Borussia Mönchengladbachs späte Niederlage gegen Mainz 05 hat die interne Kritik im Klub weiter angeheizt. Cheftrainer Eugen Polanski zeigte sich sichtlich frustriert, nachdem seine Mannschaft in der Nachspielzeit den Sieg aus der Hand gegeben und am Ende nur ein 1:1-Unentschieden erreicht hatte.
Was zunächst wie ein kontrollierter Auftritt mit einer 1:0-Führung aussah, entwickelte sich in der Schlussphase zum Albtraum. In der 98. Minute traf Nadiem Amiri für Mainz und bestrafte damit Gladbachs passive Spielkontrolle in den letzten Minuten. Für Polanski war es ein weiterer Beleg dafür, dass seinem Team in entscheidenden Momenten die Stabilität fehlt.
Ein zentraler Punkt der Partie war der Einsatz von Giovanni Reyna, der in der 72. Minute eingewechselt wurde, um mehr Ruhe und Ballkontrolle ins Spiel zu bringen und die Führung abzusichern. Dieser Plan ging jedoch nur teilweise auf.
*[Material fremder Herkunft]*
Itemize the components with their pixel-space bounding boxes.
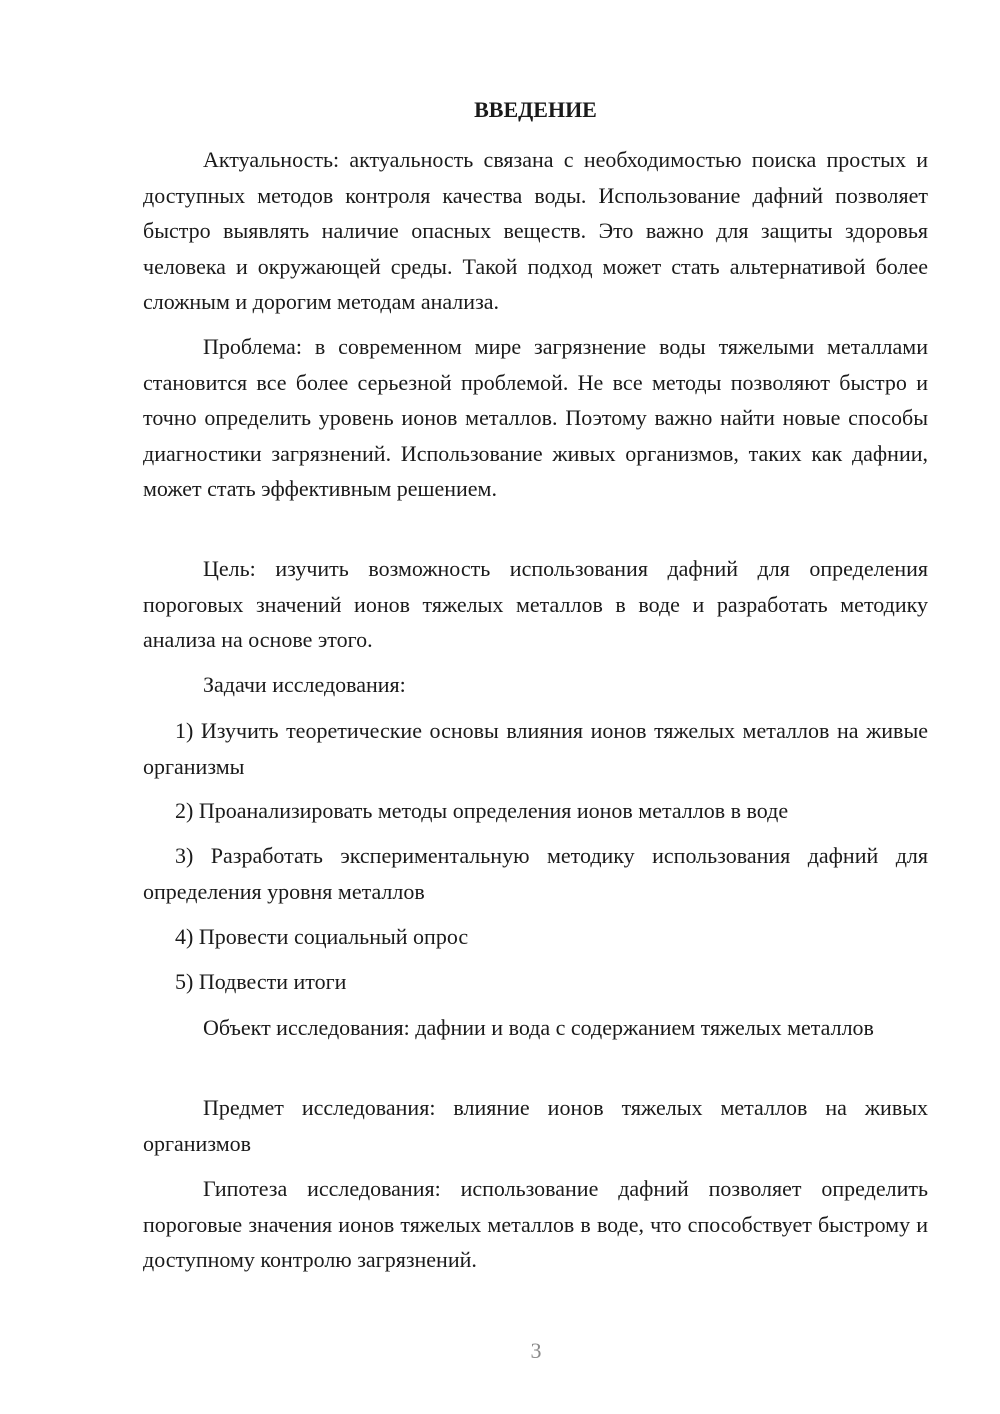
paragraph-relevance: Актуальность: актуальность связана с необходимостью поиска простых и доступных методов контроля качества воды. Использование дафний позволяет быстро выявлять наличие опасных веществ. Это важно для защиты здоровья человека и окружающей среды. Такой подход может стать альтернативой более сложным и дорогим методам анализа. xyxy=(143,147,928,314)
task-item-5: 5) Подвести итоги xyxy=(175,969,347,994)
paragraph-goal: Цель: изучить возможность использования дафний для определения пороговых значений ионов тяжелых металлов в воде и разработать методику анализа на основе этого. xyxy=(143,556,928,652)
paragraph-hypothesis: Гипотеза исследования: использование дафний позволяет определить пороговые значения ионов тяжелых металлов в воде, что способствует быстрому и доступному контролю загрязнений. xyxy=(143,1176,928,1272)
paragraph-object: Объект исследования: дафнии и вода с содержанием тяжелых металлов xyxy=(203,1015,874,1040)
paragraph-problem: Проблема: в современном мире загрязнение воды тяжелыми металлами становится все более серьезной проблемой. Не все методы позволяют быстро и точно определить уровень ионов металлов. Поэтому важно найти новые способы диагностики загрязнений. Использование живых организмов, таких как дафнии, может стать эффективным решением. xyxy=(143,334,928,501)
section-title: ВВЕДЕНИЕ xyxy=(474,97,597,122)
task-item-1: 1) Изучить теоретические основы влияния ионов тяжелых металлов на живые организмы xyxy=(143,718,928,779)
task-item-3: 3) Разработать экспериментальную методику использования дафний для определения уровня металлов xyxy=(143,843,928,904)
tasks-heading: Задачи исследования: xyxy=(203,672,406,697)
task-item-4: 4) Провести социальный опрос xyxy=(175,924,469,949)
task-item-2: 2) Проанализировать методы определения ионов металлов в воде xyxy=(175,798,789,823)
page-number: 3 xyxy=(530,1338,542,1363)
paragraph-subject: Предмет исследования: влияние ионов тяжелых металлов на живых организмов xyxy=(143,1095,928,1156)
Polanski hatte gehofft, dass Reyna mit seiner Technik und Übersicht das Spiel beruhigen und den Ballbesitz sichern würde, um den Druck von der Defensive zu nehmen. Stattdessen blieben einige Aktionen hinter den Erwartungen zurück.
„Wir wollten mehr Kontrolle im Ballbesitz, jemanden, der das Spiel beruhigt“, erklärte Polanski nach der Partie. „Wenn die richtigen Entscheidungen getroffen werden, funktioniert das sehr gut. Aber es gab Situationen, in denen das nicht der Fall war – nicht nur von Gio, sondern auch von anderen Spielern.“
Auch wenn der Trainer keine direkte Einzelkritik äußerte, war die Enttäuschung deutlich herauszuhören. Besonders die mangelnde Kontrolle in der Schlussphase wurde intern kritisch bewertet.
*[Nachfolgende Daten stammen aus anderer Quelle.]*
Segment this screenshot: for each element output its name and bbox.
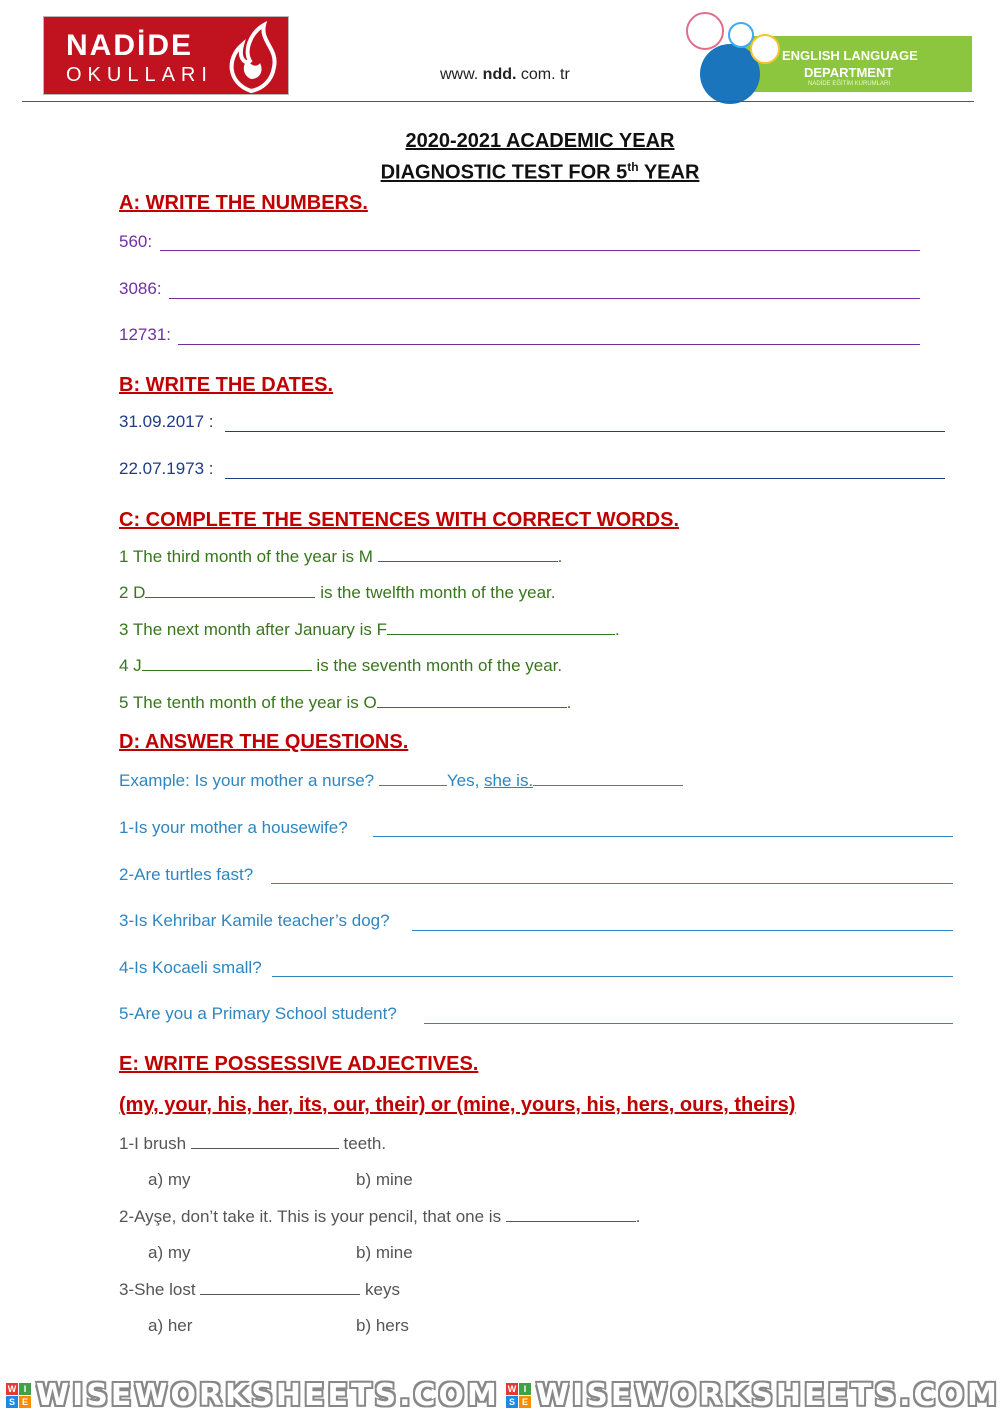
date-item: 31.09.2017 : xyxy=(119,412,214,431)
answer-line[interactable] xyxy=(160,250,920,251)
section-e-word-list: (my, your, his, her, its, our, their) or (mine, yours, his, hers, ours, theirs) xyxy=(119,1094,796,1116)
blank[interactable] xyxy=(506,1207,636,1222)
smiley-face-icon xyxy=(750,34,780,64)
logo-line2: OKULLARI xyxy=(66,64,213,86)
option-b[interactable]: b) hers xyxy=(356,1316,409,1335)
flame-logo-icon xyxy=(220,21,282,93)
school-logo xyxy=(43,16,289,95)
date-item: 22.07.1973 : xyxy=(119,459,214,478)
watermark-text: WISEWORKSHEETS.COM xyxy=(36,1378,500,1413)
option-a[interactable]: a) my xyxy=(148,1170,191,1189)
sentence-item: 5 The tenth month of the year is O . xyxy=(119,693,572,712)
header-divider xyxy=(22,101,974,102)
number-item: 12731: xyxy=(119,325,171,344)
answer-line[interactable] xyxy=(271,883,953,884)
sentence-item: 1 The third month of the year is M . xyxy=(119,547,563,566)
question-item: 3-Is Kehribar Kamile teacher’s dog? xyxy=(119,911,390,930)
blank xyxy=(533,771,683,786)
answer-line[interactable] xyxy=(225,431,945,432)
website-url: www. ndd. com. tr xyxy=(440,66,570,83)
answer-line[interactable] xyxy=(178,344,920,345)
page-subtitle: DIAGNOSTIC TEST FOR 5th YEAR xyxy=(380,160,700,184)
section-b-heading: B: WRITE THE DATES. xyxy=(119,374,334,396)
possessive-question: 1-I brush teeth. xyxy=(119,1134,387,1153)
answer-line[interactable] xyxy=(225,478,945,479)
section-e-heading: E: WRITE POSSESSIVE ADJECTIVES. xyxy=(119,1053,479,1075)
blank[interactable] xyxy=(377,693,567,708)
wiseworksheets-icon: W I S E xyxy=(506,1383,532,1409)
question-item: 5-Are you a Primary School student? xyxy=(119,1004,397,1023)
option-a[interactable]: a) her xyxy=(148,1316,193,1335)
blank xyxy=(379,771,447,786)
blank[interactable] xyxy=(200,1280,360,1295)
number-item: 560: xyxy=(119,232,153,251)
english-department-logo xyxy=(700,16,975,96)
option-b[interactable]: b) mine xyxy=(356,1170,413,1189)
logo-line1: NADİDE xyxy=(66,29,194,62)
blank[interactable] xyxy=(387,620,615,635)
section-c-heading: C: COMPLETE THE SENTENCES WITH CORRECT WORDS. xyxy=(119,509,679,531)
sentence-item: 2 D is the twelfth month of the year. xyxy=(119,583,556,602)
question-item: 2-Are turtles fast? xyxy=(119,865,254,884)
answer-line[interactable] xyxy=(412,930,953,931)
answer-line[interactable] xyxy=(169,298,920,299)
answer-line[interactable] xyxy=(424,1023,953,1024)
page-title: 2020-2021 ACADEMIC YEAR xyxy=(405,130,675,152)
section-a-heading: A: WRITE THE NUMBERS. xyxy=(119,192,368,214)
smiley-face-icon xyxy=(686,12,724,50)
blank[interactable] xyxy=(191,1134,339,1149)
answer-line[interactable] xyxy=(373,836,953,837)
blank[interactable] xyxy=(142,656,312,671)
watermark-text: WISEWORKSHEETS.COM xyxy=(536,1378,1000,1413)
question-item: 4-Is Kocaeli small? xyxy=(119,958,262,977)
blank[interactable] xyxy=(145,583,315,598)
department-subtitle: NADİDE EĞİTİM KURUMLARI xyxy=(808,81,891,87)
section-d-heading: D: ANSWER THE QUESTIONS. xyxy=(119,731,409,753)
department-title-line2: DEPARTMENT xyxy=(804,65,894,80)
sentence-item: 4 J is the seventh month of the year. xyxy=(119,656,563,675)
answer-line[interactable] xyxy=(272,976,953,977)
possessive-question: 3-She lost keys xyxy=(119,1280,400,1299)
blank[interactable] xyxy=(378,547,558,562)
possessive-question: 2-Ayşe, don’t take it. This is your pencil, that one is . xyxy=(119,1207,641,1226)
option-b[interactable]: b) mine xyxy=(356,1243,413,1262)
example-question: Example: Is your mother a nurse? Yes, she is. xyxy=(119,771,683,791)
department-title-line1: ENGLISH LANGUAGE xyxy=(782,48,918,63)
wiseworksheets-icon: W I S E xyxy=(6,1383,32,1409)
option-a[interactable]: a) my xyxy=(148,1243,191,1262)
sentence-item: 3 The next month after January is F . xyxy=(119,620,620,639)
number-item: 3086: xyxy=(119,279,162,298)
question-item: 1-Is your mother a housewife? xyxy=(119,818,348,837)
Reyna steht damit zunehmend im Fokus der Diskussionen. Seit seinem Wechsel von Borussia Dortmund für rund vier Millionen Euro konnte sich der 23-Jährige bislang nicht nachhaltig durchsetzen. In dieser Saison kommt er auf lediglich 490 Einsatzminuten in allen Wettbewerben sowie eine Torvorlage in 16 Spielen.
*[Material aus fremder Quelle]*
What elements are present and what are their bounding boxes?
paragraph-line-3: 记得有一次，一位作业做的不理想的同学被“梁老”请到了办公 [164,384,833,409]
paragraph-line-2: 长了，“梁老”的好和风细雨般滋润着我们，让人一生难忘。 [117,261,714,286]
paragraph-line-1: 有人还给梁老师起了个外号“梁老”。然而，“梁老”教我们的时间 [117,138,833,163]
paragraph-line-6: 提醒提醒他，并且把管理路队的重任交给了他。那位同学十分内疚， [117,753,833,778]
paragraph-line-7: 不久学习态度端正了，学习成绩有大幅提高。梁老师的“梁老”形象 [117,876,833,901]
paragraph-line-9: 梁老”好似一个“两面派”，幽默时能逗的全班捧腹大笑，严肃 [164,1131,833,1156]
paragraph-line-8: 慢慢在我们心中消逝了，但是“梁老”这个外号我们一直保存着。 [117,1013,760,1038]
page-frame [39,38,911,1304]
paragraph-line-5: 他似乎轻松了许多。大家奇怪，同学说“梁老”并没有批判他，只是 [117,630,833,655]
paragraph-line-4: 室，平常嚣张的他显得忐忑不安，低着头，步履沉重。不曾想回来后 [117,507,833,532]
Vor dem nächsten Bundesliga-Spiel gegen den VfL Wolfsburg stellt sich nun die Frage, ob Reyna überhaupt noch im Kader stehen wird. Parallel drängt sich Florian Neuhaus wieder für eine Rückkehr in den Spieltagskader auf, nachdem er gegen Mainz nicht berücksichtigt wurde.
Während der Druck auf Polanski wächst, muss der Trainer schnell Antworten finden – denn für einige Spieler läuft die Zeit, sich zu beweisen, zunehmend ab.